Mas as trabalhadoras que não foram dispensadas também correm risco de se contaminar, já que, em geral, se deslocam de transporte público para o trabalho e exercem atividades que requerem contato próximo com pessoas, como cuidados com crianças e idosos, além da realização de compras em estabelecimentos comerciais. Também a exposição excessiva a produtos de limpeza pode afetar as vias respiratórias dessas profissionais e torná-las mais suscetíveis a contrair a doença. Ainda há relatos de algumas trabalhadoras domésticas de que foram obrigadas a permanecer nos domicílios em que trabalham para poupar os patrões do risco de contaminação (ONU MULHERES, OIT, CEPAL, 2020).

Alguns exemplos que ocorreram no Brasil ilustram bem a maior vulnerabilidade da categoria à pandemia. O primeiro caso de óbito causado pela covid-19 no estado do Rio de Janeiro – e um dos primeiros no país – foi o de uma trabalhadora doméstica remunerada, que contraiu o vírus de sua patroa recém-chegada de uma viagem à Itália2. Era uma senhora idosa, com problemas cardíacos, obesidade e diabetes, residente no município de Miguel Pereira, localizado a mais de 120 km local em que trabalhava, um bairro nobre carioca.

Outro caso que ilustra as desigualdades nas relações entre essas trabalhadoras e seus empregadores foi a morte do menino Miguel, de cinco anos, que caiu do nono andar de um prédio localizado em um bairro nobre de Recife-PE. A criança estava acompanhando a mãe, que trabalhava no local como empregada doméstica, já que as escolas estão fechadas.
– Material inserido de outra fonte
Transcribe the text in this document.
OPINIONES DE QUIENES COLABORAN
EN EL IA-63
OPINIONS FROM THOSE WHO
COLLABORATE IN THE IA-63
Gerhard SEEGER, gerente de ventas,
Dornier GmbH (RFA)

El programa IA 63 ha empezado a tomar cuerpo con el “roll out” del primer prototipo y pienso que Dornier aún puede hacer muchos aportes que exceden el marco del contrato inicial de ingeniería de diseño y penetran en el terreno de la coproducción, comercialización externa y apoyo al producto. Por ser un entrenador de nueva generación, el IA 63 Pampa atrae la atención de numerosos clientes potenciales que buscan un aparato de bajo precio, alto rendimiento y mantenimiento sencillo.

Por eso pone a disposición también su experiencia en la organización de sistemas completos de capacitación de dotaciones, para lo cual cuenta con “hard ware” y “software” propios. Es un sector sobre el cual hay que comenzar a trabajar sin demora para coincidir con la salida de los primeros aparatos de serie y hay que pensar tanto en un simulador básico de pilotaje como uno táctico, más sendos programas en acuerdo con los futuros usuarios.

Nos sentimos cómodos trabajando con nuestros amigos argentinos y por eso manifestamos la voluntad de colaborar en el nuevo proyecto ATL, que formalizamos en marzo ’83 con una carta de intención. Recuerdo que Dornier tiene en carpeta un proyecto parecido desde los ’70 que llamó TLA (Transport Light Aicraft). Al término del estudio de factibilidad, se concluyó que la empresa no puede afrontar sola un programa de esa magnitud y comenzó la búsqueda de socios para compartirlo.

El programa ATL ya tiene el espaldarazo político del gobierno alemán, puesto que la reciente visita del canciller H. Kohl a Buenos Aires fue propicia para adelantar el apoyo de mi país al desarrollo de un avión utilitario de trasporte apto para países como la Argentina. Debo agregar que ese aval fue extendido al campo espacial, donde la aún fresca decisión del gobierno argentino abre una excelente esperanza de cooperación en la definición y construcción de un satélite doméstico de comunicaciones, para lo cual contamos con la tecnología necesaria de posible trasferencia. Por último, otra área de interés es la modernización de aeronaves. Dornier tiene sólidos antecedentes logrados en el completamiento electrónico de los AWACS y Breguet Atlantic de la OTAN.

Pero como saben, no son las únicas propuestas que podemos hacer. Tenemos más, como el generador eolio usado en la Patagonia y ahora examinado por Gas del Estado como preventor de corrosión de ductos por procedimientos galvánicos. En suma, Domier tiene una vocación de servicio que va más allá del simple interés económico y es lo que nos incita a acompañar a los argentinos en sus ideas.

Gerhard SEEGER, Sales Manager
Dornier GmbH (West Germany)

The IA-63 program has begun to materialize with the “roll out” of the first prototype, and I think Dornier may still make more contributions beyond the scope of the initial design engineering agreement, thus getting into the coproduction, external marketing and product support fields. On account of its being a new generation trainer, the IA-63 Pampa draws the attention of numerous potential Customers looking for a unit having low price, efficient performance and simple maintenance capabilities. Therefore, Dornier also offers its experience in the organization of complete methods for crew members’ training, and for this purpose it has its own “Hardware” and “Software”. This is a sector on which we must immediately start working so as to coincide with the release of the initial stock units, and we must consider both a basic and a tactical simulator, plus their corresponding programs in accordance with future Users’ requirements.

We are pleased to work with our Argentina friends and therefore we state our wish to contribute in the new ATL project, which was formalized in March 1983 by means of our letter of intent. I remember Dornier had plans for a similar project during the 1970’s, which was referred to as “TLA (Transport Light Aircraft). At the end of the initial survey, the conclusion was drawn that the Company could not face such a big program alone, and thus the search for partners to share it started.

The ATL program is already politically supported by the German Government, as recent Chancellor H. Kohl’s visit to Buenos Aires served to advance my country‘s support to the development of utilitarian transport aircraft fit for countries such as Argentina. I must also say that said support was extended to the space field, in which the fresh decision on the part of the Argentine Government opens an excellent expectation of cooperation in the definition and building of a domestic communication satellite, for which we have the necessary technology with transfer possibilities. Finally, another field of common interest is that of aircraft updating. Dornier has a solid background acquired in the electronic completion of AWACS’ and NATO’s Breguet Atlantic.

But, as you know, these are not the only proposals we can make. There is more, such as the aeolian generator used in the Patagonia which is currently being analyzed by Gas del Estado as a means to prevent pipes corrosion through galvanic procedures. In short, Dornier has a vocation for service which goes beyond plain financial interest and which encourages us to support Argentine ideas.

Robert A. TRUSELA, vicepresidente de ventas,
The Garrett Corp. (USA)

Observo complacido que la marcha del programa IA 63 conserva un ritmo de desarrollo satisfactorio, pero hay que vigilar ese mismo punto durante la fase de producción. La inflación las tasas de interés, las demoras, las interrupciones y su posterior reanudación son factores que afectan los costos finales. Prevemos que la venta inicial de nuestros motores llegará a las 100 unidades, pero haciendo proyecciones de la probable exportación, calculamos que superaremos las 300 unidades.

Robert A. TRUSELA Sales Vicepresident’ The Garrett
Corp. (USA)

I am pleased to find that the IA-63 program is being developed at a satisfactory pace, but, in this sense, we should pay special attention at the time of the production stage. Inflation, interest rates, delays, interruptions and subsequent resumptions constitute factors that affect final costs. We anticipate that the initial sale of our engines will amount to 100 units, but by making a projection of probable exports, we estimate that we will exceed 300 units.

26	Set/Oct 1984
A criança –que estava sob os cuidados da patroa, enquanto sua mãe passeava com o cachorro pelo condomínio –foi deixada sozinha no elevador do prédio, o que resultou no acidente.

Como forma de evitar novas tragédias como essas e coibir práticas trabalhistas abusivas, o Ministério Público do Trabalho (MPT) publicou a Nota Técnica Conjunta 04/2020, apontando diretrizes a serem observadas por empresas, empregadores e empregadoras de trabalhadoras domésticas e de cuidados (MPT, 2020) durante o período da pandemia. Esse documento orienta os patrões a dispensarem a trabalhadora doméstica e a assegurarem sua remuneração, exceto nos casos em que o trabalho seja indispensável. Recomenda também a suspensão da prestação do serviço, com remuneração assegurada, no período de quarentena dos empregadores que estiverem sob suspeita de contaminação. Sugere ainda a flexibilização da jornada, com irredutibilidade salarial e garantia de emprego, em função do funcionamento irregular dos serviços de transportes e escolares e nos casos em que algum familiar da trabalhadora seja infectado e passe a necessitar de cuidados.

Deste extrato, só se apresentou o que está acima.